O pastor reagiu à divulgação do
artigo, à repercussão na Bahia e, claro, às ameaças a suas antigas pretensões
eleitorais. Em 2006, foi candidato ao governo pelo PSC, partido do deputado
Marco Feliciano, de São Paulo, com quem divide as mesmas opiniões homofóbicas.
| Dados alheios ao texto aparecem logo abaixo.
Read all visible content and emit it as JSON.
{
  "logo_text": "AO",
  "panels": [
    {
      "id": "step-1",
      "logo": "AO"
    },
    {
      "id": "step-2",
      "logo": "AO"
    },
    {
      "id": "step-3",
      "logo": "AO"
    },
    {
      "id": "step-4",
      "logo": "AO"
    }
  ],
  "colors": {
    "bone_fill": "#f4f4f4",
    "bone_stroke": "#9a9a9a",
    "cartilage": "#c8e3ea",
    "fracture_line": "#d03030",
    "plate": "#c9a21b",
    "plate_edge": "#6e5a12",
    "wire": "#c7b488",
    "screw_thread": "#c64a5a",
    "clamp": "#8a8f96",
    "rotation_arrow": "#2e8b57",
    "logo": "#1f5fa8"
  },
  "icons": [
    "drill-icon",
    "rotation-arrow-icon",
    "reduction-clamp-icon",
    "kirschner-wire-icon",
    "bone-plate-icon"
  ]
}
Em 2012, apoiou ACM Neto à
prefeitura de Salvador e ganhou, como prêmio, a nomeação de um filho, Átila
Brandão de Oliveira Júnior, para o cargo de assessor especial da subchefia de
gabinete do prefeito do DEM. Júnior era diretor da Faculdade Batista
Brasileira, um dos negócios do pai.
Nas ações judiciais, Brandão
acusa o jornalista de “pau mandado” e “papagaio de pirata”. Para calá-lo, pediu
uma indenização de 2 milhões de reais e a retirada do artigo “A premonição de
Yaiá” do site do ex-deputado, com multa diária de 10 mil reais, no caso de
desobediência. Em 13 de maio, a juíza Marielza Brandão Franco, em decisão
liminar, mandou retirar o texto, a esta altura reproduzido em centenas de sites
pela internet, da página de José e reduziu a multa diária a 200 reais. “Esta é
a primeira tentativa clara de cercear minha liberdade em 35 anos de carreira
jornalística”, lamenta o ex-deputado.
Enquanto aguarda a decisão final
do Tribunal de Justiça sobre as ações, o jornalista coleciona apoios de
entidades de defesa de direitos humanos e reúne novos documentos sobre a
participação do ex-capitão da PM na repressão durante a ditadura.
Brandão deverá ser um dos
primeiros convocados pela Comissão Estadual da Verdade, a ser instalada nos
próximos dias, em Salvador, pelo governador petista Jaques Wagner. Também
deverá ser convidado a falar na Comissão da Verdade da Assembleia Legislativa,
também instalada recentemente.
Em 25 de abril, em depoimento ao
Grupo Tortura Nunca Mais da Bahia, Carvalho havia confirmado a exatidão do
conteúdo tanto do relato da mãe, Dona Yaiá, quanto do artigo do ex-deputado. Na
terça-feira 21, a CartaCapital o professor afirmou ter reconhecido o capitão
Brandão no instante em que ele entrou na sala onde o haviam colocado para ser
torturado, no quartel dos Dendezeiros. “Ele também me reconheceu, da Faculdade
de Direito, tanto que me chamou de Renato, e não de ‘Joel’, meu nome de guerra
no PCBR.”
No fim do ano passado, em um
evento para empresários evangélicos, Brandão confessou a uma plateia na qual
estava o deputado federal Anthony Garotinho que antes de ser cristão era um
advogado corrupto e corruptor, além de cidadão “pronto para matar alguém”.
Portava sempre uma pistola calibre 45 com dois carregadores cheios de balas. O
pastor não respondeu aos pedidos de entrevista da revista. Segundo uma
secretária da Igreja do Caminho das Árvores, ele estava em viagem.